As with the majority of the artistic movements of the 20th century, vorticism was an impetuous one destined to change the esthetic and social order of the time. The term vortex, probably inspired by the futurist Boccioni, referred to the whirlwind of emotions and expressive power that the artists attempted to unleash in their works.
Reality made its appearance in vorticist works transformed by the whirlwind of subjectivity: architecture, objects, portraits; all was altered by entering into contact with the fractal eye of the vorticists. Wyndham Lewis, the principal founder of the movement together with the poet Ezra Pound, gathered powers such as T.S. Eliot and artists such as Gaudier Brzeska and Rebecca West with the magazine Blast. Vorticism was the only, and short-lived, artistic avant-garde that emerged from England.
When Boston-born Alvin Langdon Coburn arrived in England his fame as a landscape and portrait photographer was fully consolidated. He started his career early, receiving a Kodak camera for his eighth birthday. Once in London, the indisputable center of artistic activity of the time, his talent would make him one of the most outstanding photographers of the late 19th century.

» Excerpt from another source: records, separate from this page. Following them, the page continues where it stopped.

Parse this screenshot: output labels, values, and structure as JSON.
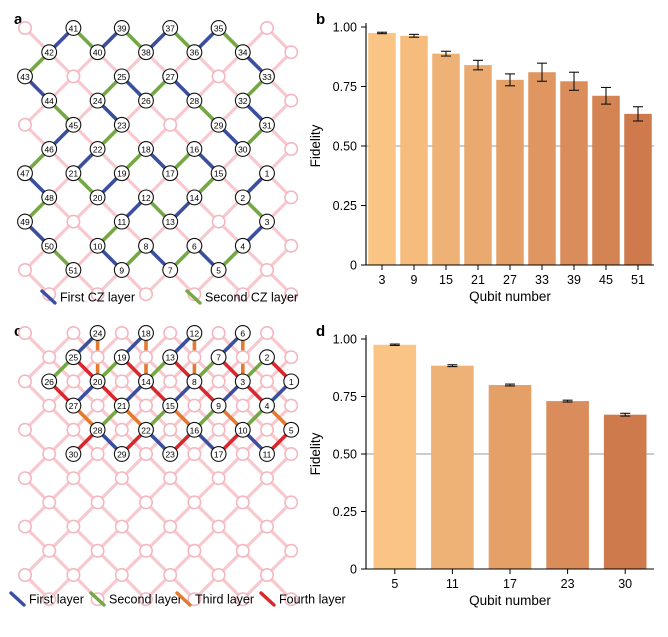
{
  "panels": {
    "a": "a",
    "b": "b",
    "c": "c",
    "d": "d"
  },
  "colors": {
    "grid_edge": "#f7c9cf",
    "grid_node_fill": "#ffffff",
    "grid_node_stroke": "#f4b6bf",
    "first_layer": "#3a4fa0",
    "second_layer": "#73a843",
    "third_layer": "#e27a2f",
    "fourth_layer": "#d8272d",
    "threshold_line": "#9a9a9a",
    "bar_light": "#fac584",
    "bar_dark": "#cf7a4c"
  },
  "legend_a": [
    {
      "label": "First CZ layer",
      "color_key": "first_layer"
    },
    {
      "label": "Second CZ layer",
      "color_key": "second_layer"
    }
  ],
  "legend_c": [
    {
      "label": "First layer",
      "color_key": "first_layer"
    },
    {
      "label": "Second layer",
      "color_key": "second_layer"
    },
    {
      "label": "Third layer",
      "color_key": "third_layer"
    },
    {
      "label": "Fourth layer",
      "color_key": "fourth_layer"
    }
  ],
  "chart_data": [
    {
      "panel": "b",
      "type": "bar",
      "categories": [
        "3",
        "9",
        "15",
        "21",
        "27",
        "33",
        "39",
        "45",
        "51"
      ],
      "values": [
        0.975,
        0.963,
        0.888,
        0.84,
        0.778,
        0.81,
        0.772,
        0.711,
        0.635
      ],
      "errors": [
        0.003,
        0.006,
        0.01,
        0.02,
        0.025,
        0.038,
        0.038,
        0.035,
        0.03
      ],
      "threshold": 0.5,
      "xlabel": "Qubit number",
      "ylabel": "Fidelity",
      "ylim": [
        0,
        1.0
      ],
      "yticks": [
        "0",
        "0.25",
        "0.50",
        "0.75",
        "1.00"
      ]
    },
    {
      "panel": "d",
      "type": "bar",
      "categories": [
        "5",
        "11",
        "17",
        "23",
        "30"
      ],
      "values": [
        0.975,
        0.884,
        0.8,
        0.73,
        0.671
      ],
      "errors": [
        0.003,
        0.004,
        0.004,
        0.004,
        0.006
      ],
      "threshold": 0.5,
      "xlabel": "Qubit number",
      "ylabel": "Fidelity",
      "ylim": [
        0,
        1.0
      ],
      "yticks": [
        "0",
        "0.25",
        "0.50",
        "0.75",
        "1.00"
      ]
    },
    {
      "panel": "a",
      "type": "diagram",
      "qubits": [
        {
          "id": "41",
          "ix": 2,
          "iy": 0
        },
        {
          "id": "39",
          "ix": 4,
          "iy": 0
        },
        {
          "id": "37",
          "ix": 6,
          "iy": 0
        },
        {
          "id": "35",
          "ix": 8,
          "iy": 0
        },
        {
          "id": "42",
          "ix": 1,
          "iy": 1
        },
        {
          "id": "40",
          "ix": 3,
          "iy": 1
        },
        {
          "id": "38",
          "ix": 5,
          "iy": 1
        },
        {
          "id": "36",
          "ix": 7,
          "iy": 1
        },
        {
          "id": "34",
          "ix": 9,
          "iy": 1
        },
        {
          "id": "43",
          "ix": 0,
          "iy": 2
        },
        {
          "id": "25",
          "ix": 4,
          "iy": 2
        },
        {
          "id": "27",
          "ix": 6,
          "iy": 2
        },
        {
          "id": "33",
          "ix": 10,
          "iy": 2
        },
        {
          "id": "44",
          "ix": 1,
          "iy": 3
        },
        {
          "id": "24",
          "ix": 3,
          "iy": 3
        },
        {
          "id": "26",
          "ix": 5,
          "iy": 3
        },
        {
          "id": "28",
          "ix": 7,
          "iy": 3
        },
        {
          "id": "32",
          "ix": 9,
          "iy": 3
        },
        {
          "id": "45",
          "ix": 2,
          "iy": 4
        },
        {
          "id": "23",
          "ix": 4,
          "iy": 4
        },
        {
          "id": "29",
          "ix": 8,
          "iy": 4
        },
        {
          "id": "31",
          "ix": 10,
          "iy": 4
        },
        {
          "id": "46",
          "ix": 1,
          "iy": 5
        },
        {
          "id": "22",
          "ix": 3,
          "iy": 5
        },
        {
          "id": "18",
          "ix": 5,
          "iy": 5
        },
        {
          "id": "16",
          "ix": 7,
          "iy": 5
        },
        {
          "id": "30",
          "ix": 9,
          "iy": 5
        },
        {
          "id": "47",
          "ix": 0,
          "iy": 6
        },
        {
          "id": "21",
          "ix": 2,
          "iy": 6
        },
        {
          "id": "19",
          "ix": 4,
          "iy": 6
        },
        {
          "id": "17",
          "ix": 6,
          "iy": 6
        },
        {
          "id": "15",
          "ix": 8,
          "iy": 6
        },
        {
          "id": "1",
          "ix": 10,
          "iy": 6
        },
        {
          "id": "48",
          "ix": 1,
          "iy": 7
        },
        {
          "id": "20",
          "ix": 3,
          "iy": 7
        },
        {
          "id": "12",
          "ix": 5,
          "iy": 7
        },
        {
          "id": "14",
          "ix": 7,
          "iy": 7
        },
        {
          "id": "2",
          "ix": 9,
          "iy": 7
        },
        {
          "id": "49",
          "ix": 0,
          "iy": 8
        },
        {
          "id": "11",
          "ix": 4,
          "iy": 8
        },
        {
          "id": "13",
          "ix": 6,
          "iy": 8
        },
        {
          "id": "3",
          "ix": 10,
          "iy": 8
        },
        {
          "id": "50",
          "ix": 1,
          "iy": 9
        },
        {
          "id": "10",
          "ix": 3,
          "iy": 9
        },
        {
          "id": "8",
          "ix": 5,
          "iy": 9
        },
        {
          "id": "6",
          "ix": 7,
          "iy": 9
        },
        {
          "id": "4",
          "ix": 9,
          "iy": 9
        },
        {
          "id": "51",
          "ix": 2,
          "iy": 10
        },
        {
          "id": "9",
          "ix": 4,
          "iy": 10
        },
        {
          "id": "7",
          "ix": 6,
          "iy": 10
        },
        {
          "id": "5",
          "ix": 8,
          "iy": 10
        }
      ],
      "couplings": [
        [
          "1",
          "2",
          "first_layer"
        ],
        [
          "2",
          "3",
          "second_layer"
        ],
        [
          "3",
          "4",
          "first_layer"
        ],
        [
          "4",
          "5",
          "second_layer"
        ],
        [
          "5",
          "6",
          "first_layer"
        ],
        [
          "6",
          "7",
          "second_layer"
        ],
        [
          "7",
          "8",
          "first_layer"
        ],
        [
          "8",
          "9",
          "second_layer"
        ],
        [
          "9",
          "10",
          "first_layer"
        ],
        [
          "10",
          "11",
          "second_layer"
        ],
        [
          "11",
          "12",
          "first_layer"
        ],
        [
          "12",
          "13",
          "second_layer"
        ],
        [
          "13",
          "14",
          "first_layer"
        ],
        [
          "14",
          "15",
          "second_layer"
        ],
        [
          "15",
          "16",
          "first_layer"
        ],
        [
          "16",
          "17",
          "second_layer"
        ],
        [
          "17",
          "18",
          "first_layer"
        ],
        [
          "18",
          "19",
          "second_layer"
        ],
        [
          "19",
          "20",
          "first_layer"
        ],
        [
          "20",
          "21",
          "second_layer"
        ],
        [
          "21",
          "22",
          "first_layer"
        ],
        [
          "22",
          "23",
          "second_layer"
        ],
        [
          "23",
          "24",
          "first_layer"
        ],
        [
          "24",
          "25",
          "second_layer"
        ],
        [
          "25",
          "26",
          "first_layer"
        ],
        [
          "26",
          "27",
          "second_layer"
        ],
        [
          "27",
          "28",
          "first_layer"
        ],
        [
          "28",
          "29",
          "second_layer"
        ],
        [
          "29",
          "30",
          "first_layer"
        ],
        [
          "30",
          "31",
          "second_layer"
        ],
        [
          "31",
          "32",
          "first_layer"
        ],
        [
          "32",
          "33",
          "second_layer"
        ],
        [
          "33",
          "34",
          "first_layer"
        ],
        [
          "34",
          "35",
          "second_layer"
        ],
        [
          "35",
          "36",
          "first_layer"
        ],
        [
          "36",
          "37",
          "second_layer"
        ],
        [
          "37",
          "38",
          "first_layer"
        ],
        [
          "38",
          "39",
          "second_layer"
        ],
        [
          "39",
          "40",
          "first_layer"
        ],
        [
          "40",
          "41",
          "second_layer"
        ],
        [
          "41",
          "42",
          "first_layer"
        ],
        [
          "42",
          "43",
          "second_layer"
        ],
        [
          "43",
          "44",
          "first_layer"
        ],
        [
          "44",
          "45",
          "second_layer"
        ],
        [
          "45",
          "46",
          "first_layer"
        ],
        [
          "46",
          "47",
          "second_layer"
        ],
        [
          "47",
          "48",
          "first_layer"
        ],
        [
          "48",
          "49",
          "second_layer"
        ],
        [
          "49",
          "50",
          "first_layer"
        ],
        [
          "50",
          "51",
          "second_layer"
        ]
      ]
    },
    {
      "panel": "c",
      "type": "diagram",
      "qubits": [
        {
          "id": "24",
          "ix": 3,
          "iy": 0
        },
        {
          "id": "18",
          "ix": 5,
          "iy": 0
        },
        {
          "id": "12",
          "ix": 7,
          "iy": 0
        },
        {
          "id": "6",
          "ix": 9,
          "iy": 0
        },
        {
          "id": "25",
          "ix": 2,
          "iy": 1
        },
        {
          "id": "19",
          "ix": 4,
          "iy": 1
        },
        {
          "id": "13",
          "ix": 6,
          "iy": 1
        },
        {
          "id": "7",
          "ix": 8,
          "iy": 1
        },
        {
          "id": "2",
          "ix": 10,
          "iy": 1
        },
        {
          "id": "26",
          "ix": 1,
          "iy": 2
        },
        {
          "id": "20",
          "ix": 3,
          "iy": 2
        },
        {
          "id": "14",
          "ix": 5,
          "iy": 2
        },
        {
          "id": "8",
          "ix": 7,
          "iy": 2
        },
        {
          "id": "3",
          "ix": 9,
          "iy": 2
        },
        {
          "id": "1",
          "ix": 11,
          "iy": 2
        },
        {
          "id": "27",
          "ix": 2,
          "iy": 3
        },
        {
          "id": "21",
          "ix": 4,
          "iy": 3
        },
        {
          "id": "15",
          "ix": 6,
          "iy": 3
        },
        {
          "id": "9",
          "ix": 8,
          "iy": 3
        },
        {
          "id": "4",
          "ix": 10,
          "iy": 3
        },
        {
          "id": "28",
          "ix": 3,
          "iy": 4
        },
        {
          "id": "22",
          "ix": 5,
          "iy": 4
        },
        {
          "id": "16",
          "ix": 7,
          "iy": 4
        },
        {
          "id": "10",
          "ix": 9,
          "iy": 4
        },
        {
          "id": "5",
          "ix": 11,
          "iy": 4
        },
        {
          "id": "30",
          "ix": 2,
          "iy": 5
        },
        {
          "id": "29",
          "ix": 4,
          "iy": 5
        },
        {
          "id": "23",
          "ix": 6,
          "iy": 5
        },
        {
          "id": "17",
          "ix": 8,
          "iy": 5
        },
        {
          "id": "11",
          "ix": 10,
          "iy": 5
        }
      ],
      "couplings": [
        [
          "24",
          "25",
          "first_layer"
        ],
        [
          "24",
          "20",
          "third_layer"
        ],
        [
          "18",
          "19",
          "first_layer"
        ],
        [
          "18",
          "14",
          "third_layer"
        ],
        [
          "12",
          "13",
          "first_layer"
        ],
        [
          "12",
          "8",
          "third_layer"
        ],
        [
          "6",
          "7",
          "first_layer"
        ],
        [
          "6",
          "3",
          "third_layer"
        ],
        [
          "25",
          "26",
          "second_layer"
        ],
        [
          "25",
          "20",
          "fourth_layer"
        ],
        [
          "19",
          "20",
          "second_layer"
        ],
        [
          "19",
          "14",
          "fourth_layer"
        ],
        [
          "13",
          "14",
          "second_layer"
        ],
        [
          "13",
          "8",
          "fourth_layer"
        ],
        [
          "7",
          "8",
          "second_layer"
        ],
        [
          "7",
          "3",
          "fourth_layer"
        ],
        [
          "2",
          "3",
          "second_layer"
        ],
        [
          "2",
          "1",
          "fourth_layer"
        ],
        [
          "26",
          "27",
          "fourth_layer"
        ],
        [
          "20",
          "21",
          "fourth_layer"
        ],
        [
          "20",
          "27",
          "first_layer"
        ],
        [
          "14",
          "15",
          "fourth_layer"
        ],
        [
          "14",
          "21",
          "first_layer"
        ],
        [
          "8",
          "9",
          "fourth_layer"
        ],
        [
          "8",
          "15",
          "first_layer"
        ],
        [
          "3",
          "4",
          "fourth_layer"
        ],
        [
          "3",
          "9",
          "first_layer"
        ],
        [
          "1",
          "4",
          "first_layer"
        ],
        [
          "27",
          "28",
          "third_layer"
        ],
        [
          "21",
          "22",
          "third_layer"
        ],
        [
          "21",
          "28",
          "second_layer"
        ],
        [
          "15",
          "16",
          "third_layer"
        ],
        [
          "15",
          "22",
          "second_layer"
        ],
        [
          "9",
          "10",
          "third_layer"
        ],
        [
          "9",
          "16",
          "second_layer"
        ],
        [
          "4",
          "5",
          "third_layer"
        ],
        [
          "4",
          "10",
          "second_layer"
        ],
        [
          "28",
          "30",
          "fourth_layer"
        ],
        [
          "28",
          "29",
          "first_layer"
        ],
        [
          "22",
          "29",
          "fourth_layer"
        ],
        [
          "22",
          "23",
          "first_layer"
        ],
        [
          "16",
          "23",
          "fourth_layer"
        ],
        [
          "16",
          "17",
          "first_layer"
        ],
        [
          "10",
          "17",
          "fourth_layer"
        ],
        [
          "10",
          "11",
          "first_layer"
        ],
        [
          "5",
          "11",
          "fourth_layer"
        ]
      ]
    }
  ]
}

But it was the overwhelming inertia at the forefront of artistic movements that pushed Coburn to produce his riskiest and most visionary works. Contact with cubism and futurism made him feel the need to give a free rein to his expression. In vorticism, the product of cubism and futurism, Coburn found the perfect medium to free himself from his formal anxieties and step away from the already decadent pictorial tradition.
Langdon Coburn’s vortographs were the result of his close collaboration with Ezra Pound. With the support of the poet, Coburn developed an apparatus called a vortoscope. Using a set of mirrors, the apparatus fragmented reality in the same way as the paintings of Wyndham Lewis. The resulting images hold great expressive power in which reality is altered to suit the internal needs of the artist, and of their personal vortex. Like a mineral structure, objects acquire a geometric and kaleidoscopic appearance, almost completely erasing the forms of the original image.
Coburn placed himself at the forefront of the photographic avant-garde with his vortographs. At the outbreak of World War I he abandoned his experiments and retired to a monastery. The vorticist movement disappeared after three years of ephemeral existence and reality imposed itself en bloc.